Abou Salah Al Soury: Affordable Take Out in Zamalek
It’s not always about lavish eating and spending in Cairo, sometimes, it’s just a matter of getting through the day. When considering affordable restaurants in Zamalek, not a whole lot comes to mind, mostly because rent in busy areas like Zamalek is extremely high, restaurants are forced to charge higher prices.
We were particularly pleased with restaurants like Sandwich solely because of its 5LE menu, but another gem of Zamalek is a small kitchen called Abou Salah Al Soury, where the most expensive item on the menu costs 30LE.
To get a true sense of the menu, we decided to order a mixture of meals with rice and sandwiches. We opted for an Olives, Labneh and Zaatar (5LE) Saj sandwich, a Just Burger (8LE) sandwich and an Abou Salah Plate with Shawerma (23LE).
The food arrived after about 40 minutes packaged neatly. The Saj sandwiches were wrapped in foil and labelled, while the meal arrived in a covered and wrapped foil plate.
While normally ingredients that work very well together, the Labneh sandwich was unfortunately a little bland. There was no flavour running from the olives, and the discerning glue that ties a sandwich like this together – olive oil – was missing.
The Just Burger, on the other hand, was surprisingly tasty. Made with ketchup, mayonnaise, some lettuce and wrapped in saj bread, the Just Burger, at its price point, is a definite win.
The Abou Salah plate consisted of yellow basmati rice topped with meat shawerma and tehina, it also comes with sides of seasoned French fries, one cheese sambousak, one Kobeba and two vine leaves.

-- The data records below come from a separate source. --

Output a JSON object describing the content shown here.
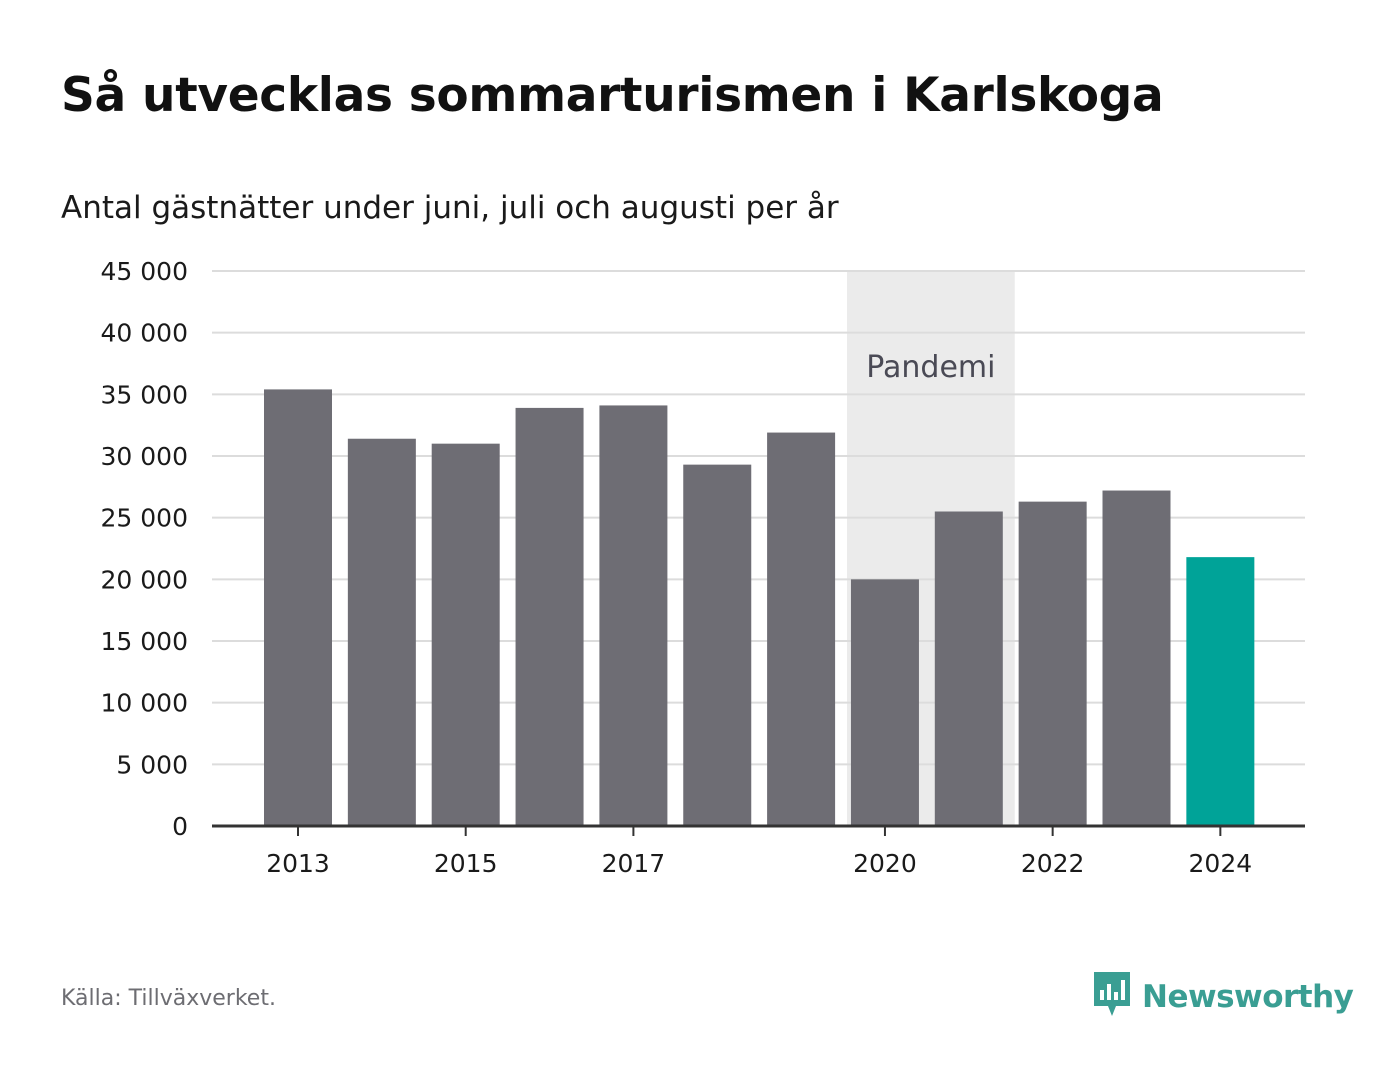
{
  "title": "Så utvecklas sommarturismen i Karlskoga",
  "subtitle": "Antal gästnätter under juni, juli och augusti per år",
  "source": "Källa: Tillväxverket.",
  "brand": {
    "name": "Newsworthy",
    "icon": "newsworthy-logo-icon",
    "color": "#3a9e93"
  },
  "colors": {
    "bar_default": "#6e6d74",
    "bar_highlight": "#00a398",
    "annotation_band": "#ebebeb",
    "gridline": "#dcdcdc",
    "axis": "#333333"
  },
  "chart_data": {
    "type": "bar",
    "categories": [
      "2013",
      "2014",
      "2015",
      "2016",
      "2017",
      "2018",
      "2019",
      "2020",
      "2021",
      "2022",
      "2023",
      "2024"
    ],
    "values": [
      35400,
      31400,
      31000,
      33900,
      34100,
      29300,
      31900,
      20000,
      25500,
      26300,
      27200,
      21800
    ],
    "highlight_category": "2024",
    "x_tick_labels": [
      "2013",
      "2015",
      "2017",
      "2020",
      "2022",
      "2024"
    ],
    "y_tick_labels": [
      "0",
      "5 000",
      "10 000",
      "15 000",
      "20 000",
      "25 000",
      "30 000",
      "35 000",
      "40 000",
      "45 000"
    ],
    "ylim": [
      0,
      45000
    ],
    "ytick_step": 5000,
    "grid": true,
    "xlabel": "",
    "ylabel": "",
    "annotation": {
      "label": "Pandemi",
      "from": "2020",
      "to": "2021"
    }
  }
}
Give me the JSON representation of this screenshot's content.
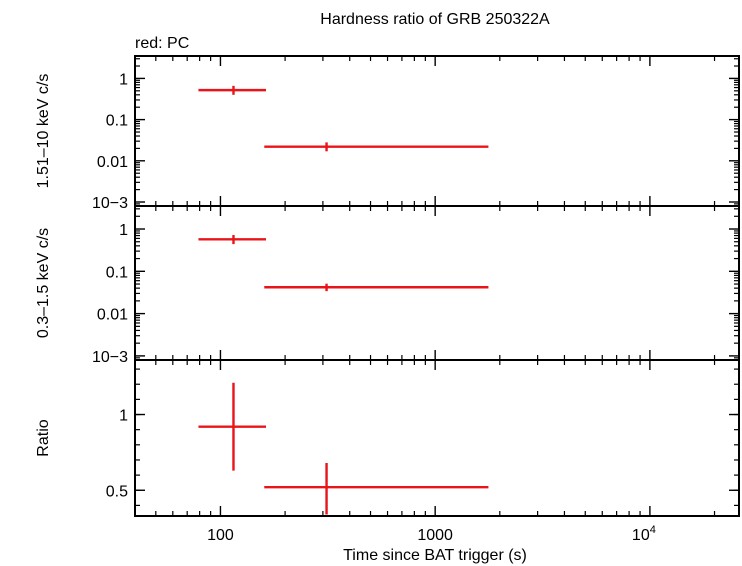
{
  "title": "Hardness ratio of GRB 250322A",
  "legend": "red: PC",
  "colors": {
    "series": "#e8141a",
    "axes": "#000000"
  },
  "chart_data": [
    {
      "type": "scatter",
      "panel": "hard",
      "ylabel": "1.51–10 keV c/s",
      "yscale": "log",
      "ylim": [
        0.0008,
        3.5
      ],
      "yticks": [
        {
          "value": 1,
          "label": "1"
        },
        {
          "value": 0.1,
          "label": "0.1"
        },
        {
          "value": 0.01,
          "label": "0.01"
        },
        {
          "value": 0.001,
          "label": "10−3"
        }
      ],
      "points": [
        {
          "x": 115,
          "xlo": 79,
          "xhi": 163,
          "y": 0.52,
          "ylo": 0.4,
          "yhi": 0.66
        },
        {
          "x": 312,
          "xlo": 160,
          "xhi": 1770,
          "y": 0.022,
          "ylo": 0.017,
          "yhi": 0.028
        }
      ]
    },
    {
      "type": "scatter",
      "panel": "soft",
      "ylabel": "0.3–1.5 keV c/s",
      "yscale": "log",
      "ylim": [
        0.0008,
        3.5
      ],
      "yticks": [
        {
          "value": 1,
          "label": "1"
        },
        {
          "value": 0.1,
          "label": "0.1"
        },
        {
          "value": 0.01,
          "label": "0.01"
        },
        {
          "value": 0.001,
          "label": "10−3"
        }
      ],
      "points": [
        {
          "x": 115,
          "xlo": 79,
          "xhi": 163,
          "y": 0.57,
          "ylo": 0.44,
          "yhi": 0.72
        },
        {
          "x": 312,
          "xlo": 160,
          "xhi": 1770,
          "y": 0.042,
          "ylo": 0.034,
          "yhi": 0.051
        }
      ]
    },
    {
      "type": "scatter",
      "panel": "ratio",
      "ylabel": "Ratio",
      "yscale": "linear",
      "ylim": [
        0.33,
        1.36
      ],
      "yticks": [
        {
          "value": 1,
          "label": "1"
        },
        {
          "value": 0.5,
          "label": "0.5"
        }
      ],
      "points": [
        {
          "x": 115,
          "xlo": 79,
          "xhi": 163,
          "y": 0.92,
          "ylo": 0.63,
          "yhi": 1.21
        },
        {
          "x": 312,
          "xlo": 160,
          "xhi": 1770,
          "y": 0.52,
          "ylo": 0.34,
          "yhi": 0.68
        }
      ]
    }
  ],
  "xaxis": {
    "label": "Time since BAT trigger (s)",
    "scale": "log",
    "xlim": [
      40,
      26000
    ],
    "ticks": [
      {
        "value": 100,
        "label": "100"
      },
      {
        "value": 1000,
        "label": "1000"
      },
      {
        "value": 10000,
        "base": "10",
        "exp": "4"
      }
    ]
  }
}
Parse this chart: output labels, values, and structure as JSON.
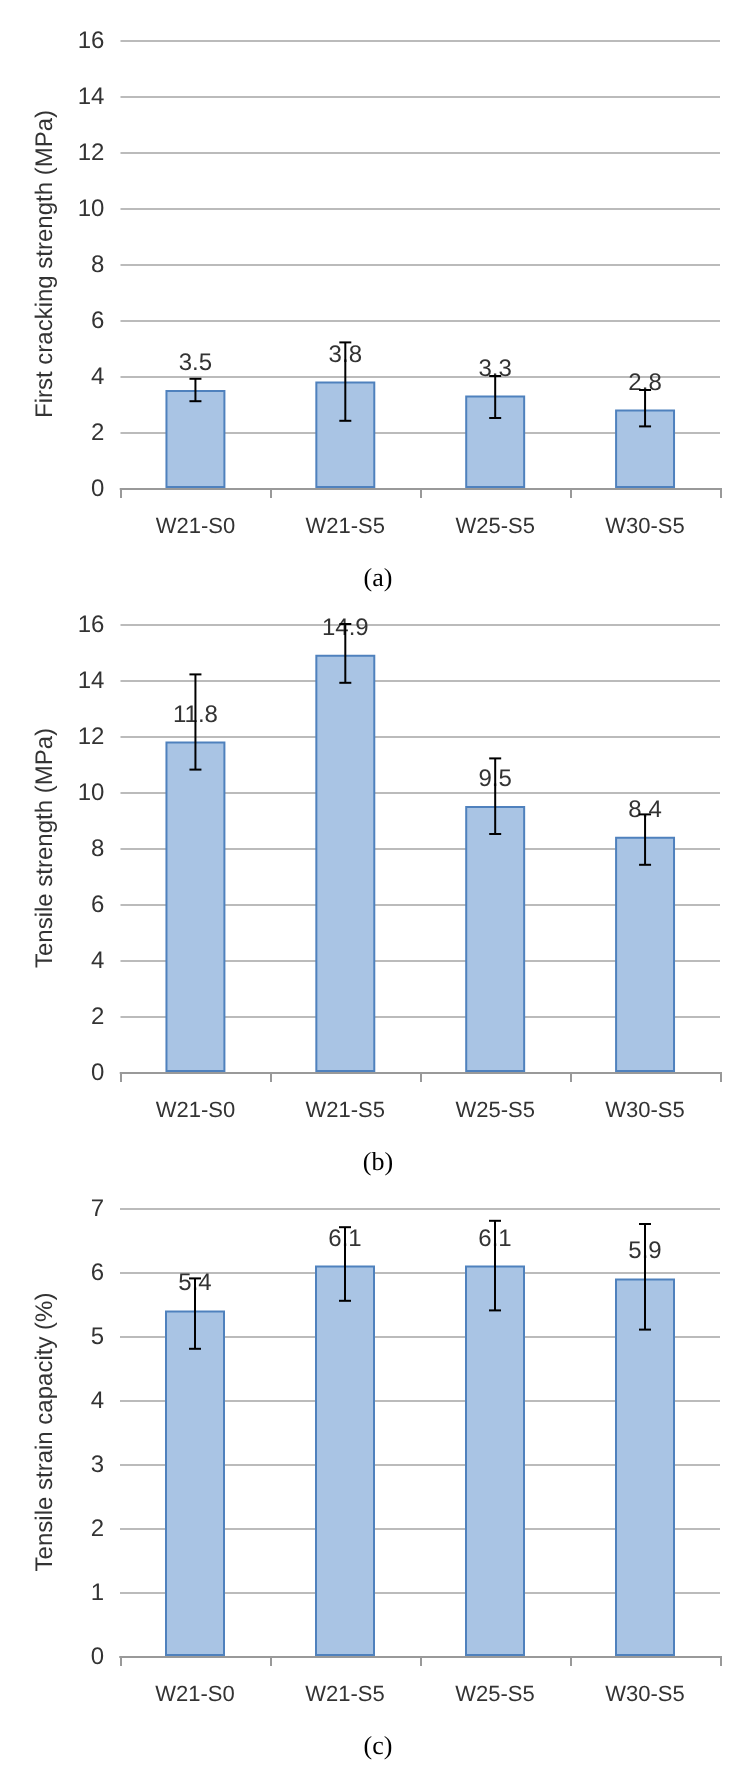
{
  "chart_data": [
    {
      "type": "bar",
      "title": "(a)",
      "ylabel": "First cracking strength (MPa)",
      "categories": [
        "W21-S0",
        "W21-S5",
        "W25-S5",
        "W30-S5"
      ],
      "color": "#a9c4e4",
      "values": [
        3.5,
        3.8,
        3.3,
        2.8
      ],
      "errors": [
        [
          3.1,
          3.9
        ],
        [
          2.4,
          5.2
        ],
        [
          2.5,
          4.0
        ],
        [
          2.2,
          3.5
        ]
      ],
      "ylim": [
        0,
        16
      ],
      "yticks": [
        0,
        2,
        4,
        6,
        8,
        10,
        12,
        14,
        16
      ],
      "grid": "y",
      "data_labels": true
    },
    {
      "type": "bar",
      "title": "(b)",
      "ylabel": "Tensile strength (MPa)",
      "categories": [
        "W21-S0",
        "W21-S5",
        "W25-S5",
        "W30-S5"
      ],
      "color": "#a9c4e4",
      "values": [
        11.8,
        14.9,
        9.5,
        8.4
      ],
      "errors": [
        [
          10.8,
          14.2
        ],
        [
          13.9,
          16.0
        ],
        [
          8.5,
          11.2
        ],
        [
          7.4,
          9.2
        ]
      ],
      "ylim": [
        0,
        16
      ],
      "yticks": [
        0,
        2,
        4,
        6,
        8,
        10,
        12,
        14,
        16
      ],
      "grid": "y",
      "data_labels": true
    },
    {
      "type": "bar",
      "title": "(c)",
      "ylabel": "Tensile strain capacity (%)",
      "categories": [
        "W21-S0",
        "W21-S5",
        "W25-S5",
        "W30-S5"
      ],
      "color": "#a9c4e4",
      "values": [
        5.4,
        6.1,
        6.1,
        5.9
      ],
      "errors": [
        [
          4.8,
          5.9
        ],
        [
          5.55,
          6.7
        ],
        [
          5.4,
          6.8
        ],
        [
          5.1,
          6.75
        ]
      ],
      "ylim": [
        0,
        7
      ],
      "yticks": [
        0,
        1,
        2,
        3,
        4,
        5,
        6,
        7
      ],
      "grid": "y",
      "data_labels": true
    }
  ]
}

A fairly generous portion, the rice was well seasoned and created a good mixture with the tehina and shawerma, although we would’ve appreciated additions like fried bread croutons to give the dish a little crunch.
The fries, seasoned pretty strongly, were unfortunately a little soggy but nevertheless created an interesting flavour when dipped in garlic – which was surprisingly better than most. The kobeba, although relatively small, packed a lot flavour – probably a good sandwich idea. The sambousak, while packing a slight crunch, didn’t impress, but didn’t disappoint either. The vine leaves tasted just a little too sour, but not unpleasant.
Overall, it’s a buck for bang deal, the food is not incredible, but at the same time it’s not a miserable use of cheap ingredients. Considering the lack of affordable food options on the island, small take out kitchens like Abou Salah are becoming increasingly needed.